L’affaire du Laboratoire de Winnipeg expose des lacunes évidentes dans la capacité de la Chambre à examiner de près les décisions du gouvernement et dans le pouvoir qu’a le Président de défendre cette capacité. Pour régler ces problèmes, trois réformes sont proposées. En premier lieu, il faudrait établir un comité permanent de la Chambre expressément chargé d’examiner les renseignements sensibles. Cela permettrait de tenir compte des réserves soulevées par les députés quant au COSNR durant l’affaire du Laboratoire de Winnipeg48 et éviterait de futurs conflits sur l’accès à des renseignements non caviardés, renforçant ainsi l’obligation du gouvernement de rendre des comptes à la Chambre.
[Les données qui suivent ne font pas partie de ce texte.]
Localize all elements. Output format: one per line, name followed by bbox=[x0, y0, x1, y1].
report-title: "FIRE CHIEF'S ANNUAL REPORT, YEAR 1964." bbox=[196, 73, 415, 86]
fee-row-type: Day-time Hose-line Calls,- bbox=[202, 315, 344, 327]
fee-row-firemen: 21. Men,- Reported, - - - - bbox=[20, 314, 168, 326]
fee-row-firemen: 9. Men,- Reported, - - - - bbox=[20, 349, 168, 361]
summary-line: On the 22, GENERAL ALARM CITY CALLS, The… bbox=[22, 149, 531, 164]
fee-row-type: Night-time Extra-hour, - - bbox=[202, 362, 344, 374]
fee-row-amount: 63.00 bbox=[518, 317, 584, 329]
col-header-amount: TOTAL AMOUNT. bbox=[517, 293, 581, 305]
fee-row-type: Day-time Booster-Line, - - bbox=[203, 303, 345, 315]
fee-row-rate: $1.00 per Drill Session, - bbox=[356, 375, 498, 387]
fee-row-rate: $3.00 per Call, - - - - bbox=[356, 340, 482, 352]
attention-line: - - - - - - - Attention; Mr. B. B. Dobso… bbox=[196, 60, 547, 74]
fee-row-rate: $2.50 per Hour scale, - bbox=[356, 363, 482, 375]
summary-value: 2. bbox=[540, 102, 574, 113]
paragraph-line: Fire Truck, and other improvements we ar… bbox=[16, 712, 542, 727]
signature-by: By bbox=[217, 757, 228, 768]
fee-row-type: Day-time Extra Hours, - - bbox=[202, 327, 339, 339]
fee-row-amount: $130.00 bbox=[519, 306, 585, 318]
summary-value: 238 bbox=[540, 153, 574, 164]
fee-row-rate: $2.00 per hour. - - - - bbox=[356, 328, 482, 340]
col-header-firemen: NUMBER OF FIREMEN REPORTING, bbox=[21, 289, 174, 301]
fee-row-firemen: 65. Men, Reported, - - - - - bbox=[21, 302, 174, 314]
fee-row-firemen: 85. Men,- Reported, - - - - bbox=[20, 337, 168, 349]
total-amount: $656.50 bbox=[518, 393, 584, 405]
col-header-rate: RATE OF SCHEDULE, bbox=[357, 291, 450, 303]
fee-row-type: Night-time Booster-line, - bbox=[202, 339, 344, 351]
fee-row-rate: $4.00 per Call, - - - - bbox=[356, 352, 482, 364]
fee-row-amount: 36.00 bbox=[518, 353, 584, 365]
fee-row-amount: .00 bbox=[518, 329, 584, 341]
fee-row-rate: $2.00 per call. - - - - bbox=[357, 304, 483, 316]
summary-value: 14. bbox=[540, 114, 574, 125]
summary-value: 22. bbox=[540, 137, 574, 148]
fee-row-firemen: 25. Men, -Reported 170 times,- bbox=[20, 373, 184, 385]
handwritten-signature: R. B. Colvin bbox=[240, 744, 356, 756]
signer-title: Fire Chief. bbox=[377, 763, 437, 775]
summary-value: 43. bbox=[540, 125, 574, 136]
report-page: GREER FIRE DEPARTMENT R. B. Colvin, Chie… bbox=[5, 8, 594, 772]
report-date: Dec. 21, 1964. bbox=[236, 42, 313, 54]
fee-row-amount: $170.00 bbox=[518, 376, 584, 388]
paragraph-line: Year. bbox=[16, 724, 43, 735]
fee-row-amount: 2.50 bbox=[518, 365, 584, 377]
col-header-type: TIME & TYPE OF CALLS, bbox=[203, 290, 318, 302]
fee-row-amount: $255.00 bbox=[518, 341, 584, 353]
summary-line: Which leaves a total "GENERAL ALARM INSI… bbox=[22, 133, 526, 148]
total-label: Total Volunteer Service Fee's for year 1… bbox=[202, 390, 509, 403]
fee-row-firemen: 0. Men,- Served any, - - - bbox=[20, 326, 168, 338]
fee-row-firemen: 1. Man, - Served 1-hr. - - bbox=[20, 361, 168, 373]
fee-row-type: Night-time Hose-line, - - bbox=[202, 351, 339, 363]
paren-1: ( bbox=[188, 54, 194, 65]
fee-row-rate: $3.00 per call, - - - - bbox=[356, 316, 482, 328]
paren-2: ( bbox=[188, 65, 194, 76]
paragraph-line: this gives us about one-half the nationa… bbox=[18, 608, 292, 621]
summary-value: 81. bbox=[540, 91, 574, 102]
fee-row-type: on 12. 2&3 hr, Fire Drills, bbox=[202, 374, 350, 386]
Une deuxième réforme consisterait à adopter les recommandations du rapport de 2009 du Comité permanent des comptes publics afin que le gouvernement et ses avocats comprennent la portée exacte du privilège parlementaire; les politiques et la formation devraient être révisées pour « tenir compte du droit reconnu par la loi aux comités parlementaires de demander la production de documents et de dossiers. »49 Le différend concernant la production de documents non caviardés reposait principalement sur des opinions contraires quant aux limites du privilège parlementaire, voire sur l’existence même de telles limites; résoudre cette discordance ferait en sorte que le conflit vécu par le CACN et la Chambre dans son ensemble ne se reproduise plus à l’avenir.
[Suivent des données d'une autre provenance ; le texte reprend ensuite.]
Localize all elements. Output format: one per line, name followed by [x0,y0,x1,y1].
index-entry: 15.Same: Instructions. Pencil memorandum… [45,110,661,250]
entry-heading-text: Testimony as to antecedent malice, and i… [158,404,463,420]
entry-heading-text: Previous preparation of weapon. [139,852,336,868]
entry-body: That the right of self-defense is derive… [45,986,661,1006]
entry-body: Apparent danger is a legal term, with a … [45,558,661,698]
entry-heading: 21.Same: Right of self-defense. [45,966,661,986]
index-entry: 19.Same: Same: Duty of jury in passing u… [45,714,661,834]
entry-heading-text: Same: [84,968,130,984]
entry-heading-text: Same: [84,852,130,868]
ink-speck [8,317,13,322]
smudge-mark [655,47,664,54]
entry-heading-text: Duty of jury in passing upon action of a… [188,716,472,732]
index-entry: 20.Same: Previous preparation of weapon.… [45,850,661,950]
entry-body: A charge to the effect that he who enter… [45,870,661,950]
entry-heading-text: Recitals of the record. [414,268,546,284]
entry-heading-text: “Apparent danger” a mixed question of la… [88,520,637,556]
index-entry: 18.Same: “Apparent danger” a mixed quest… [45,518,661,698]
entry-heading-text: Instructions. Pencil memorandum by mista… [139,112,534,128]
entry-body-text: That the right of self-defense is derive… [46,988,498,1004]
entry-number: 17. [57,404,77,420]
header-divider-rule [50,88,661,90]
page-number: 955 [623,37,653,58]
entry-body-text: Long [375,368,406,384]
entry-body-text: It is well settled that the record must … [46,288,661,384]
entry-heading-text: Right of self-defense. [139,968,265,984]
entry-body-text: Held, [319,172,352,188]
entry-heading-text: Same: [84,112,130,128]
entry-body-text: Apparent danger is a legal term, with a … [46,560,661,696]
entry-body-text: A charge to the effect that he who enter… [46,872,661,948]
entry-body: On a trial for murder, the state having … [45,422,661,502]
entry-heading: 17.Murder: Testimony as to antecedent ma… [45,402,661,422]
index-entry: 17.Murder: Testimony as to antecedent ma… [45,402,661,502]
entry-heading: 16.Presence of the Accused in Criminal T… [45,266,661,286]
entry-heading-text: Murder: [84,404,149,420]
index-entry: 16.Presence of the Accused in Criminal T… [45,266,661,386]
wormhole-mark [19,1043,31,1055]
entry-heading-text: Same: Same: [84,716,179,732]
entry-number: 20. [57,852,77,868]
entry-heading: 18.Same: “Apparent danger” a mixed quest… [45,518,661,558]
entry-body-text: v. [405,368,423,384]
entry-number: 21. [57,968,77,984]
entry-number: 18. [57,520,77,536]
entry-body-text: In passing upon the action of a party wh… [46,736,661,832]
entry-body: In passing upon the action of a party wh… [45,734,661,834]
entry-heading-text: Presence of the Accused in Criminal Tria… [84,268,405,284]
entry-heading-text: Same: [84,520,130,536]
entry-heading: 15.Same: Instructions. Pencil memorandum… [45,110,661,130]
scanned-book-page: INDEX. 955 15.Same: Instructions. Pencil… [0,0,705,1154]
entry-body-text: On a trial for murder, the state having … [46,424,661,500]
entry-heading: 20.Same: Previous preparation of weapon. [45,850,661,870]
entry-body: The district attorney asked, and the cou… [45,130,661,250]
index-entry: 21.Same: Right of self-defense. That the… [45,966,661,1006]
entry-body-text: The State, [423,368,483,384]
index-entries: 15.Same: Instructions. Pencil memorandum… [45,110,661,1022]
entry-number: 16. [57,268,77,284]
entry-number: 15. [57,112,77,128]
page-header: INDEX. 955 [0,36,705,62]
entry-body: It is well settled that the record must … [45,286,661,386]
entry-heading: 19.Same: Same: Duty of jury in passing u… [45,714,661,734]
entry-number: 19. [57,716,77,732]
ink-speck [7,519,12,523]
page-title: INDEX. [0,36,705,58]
Une troisième réforme, plus radicale, consisterait à émuler la tradition britannique entourant la fonction de présidence, qui veut que le Président démissionne de son parti une fois élu50. Il ne s’agit pas d’une idée nouvelle : l’ancien Président Lucien Lamoureux avait démissionné du Parti libéral en 1968 et avait été réélu la même année, puis en 1972, comme député indépendant51. L’élimination de toute partisanerie aurait pu donner à un Président placé dans la même situation que M. Rota en juin 2021 la latitude voulue pour rendre une décision plus rapidement sur la deuxième question de privilège de M. Deltell et ce faisant, agir en tant que « réel gardien de la santé de notre démocratie parlementaire52 ». Plutôt que devoir prendre du temps pour soupeser les considérations soulevées par tous les partis concernés afin de maintenir une apparence de neutralité, le Président aurait pour seul objectif de défendre avec zèle les droits de la Chambre. La Chambre avait le droit absolu d’exiger la production rapide de documents non caviardés, et la première décision de M. Rota avait déjà établi que toute action du gouvernement contraire à ce droit constituait à première vue une atteinte au privilège parlementaire. M. Rota avait le pouvoir de faire en sorte que la Chambre reçoive les documents qu’elle demandait au gouvernement, et l’exercice de ce pouvoir dans la prise d’une décision sur une question de privilège aurait alors pu être déterminant et rapide. Il y a toutefois un important bémol à cette réforme, car pour qu’elle soit réussie, les autres partis doivent convenir de ne pas présenter de candidats contre le Président en exercice lors d’une élection générale. Cette absence de volonté politique explique que la présidence confiée à un député indépendant n’aura duré qu’un temps après la présidence de M. Lamoureux, premier à avoir fait ce pas en 196853; elle entrave ainsi l’éventuelle mise en œuvre d’une telle réforme.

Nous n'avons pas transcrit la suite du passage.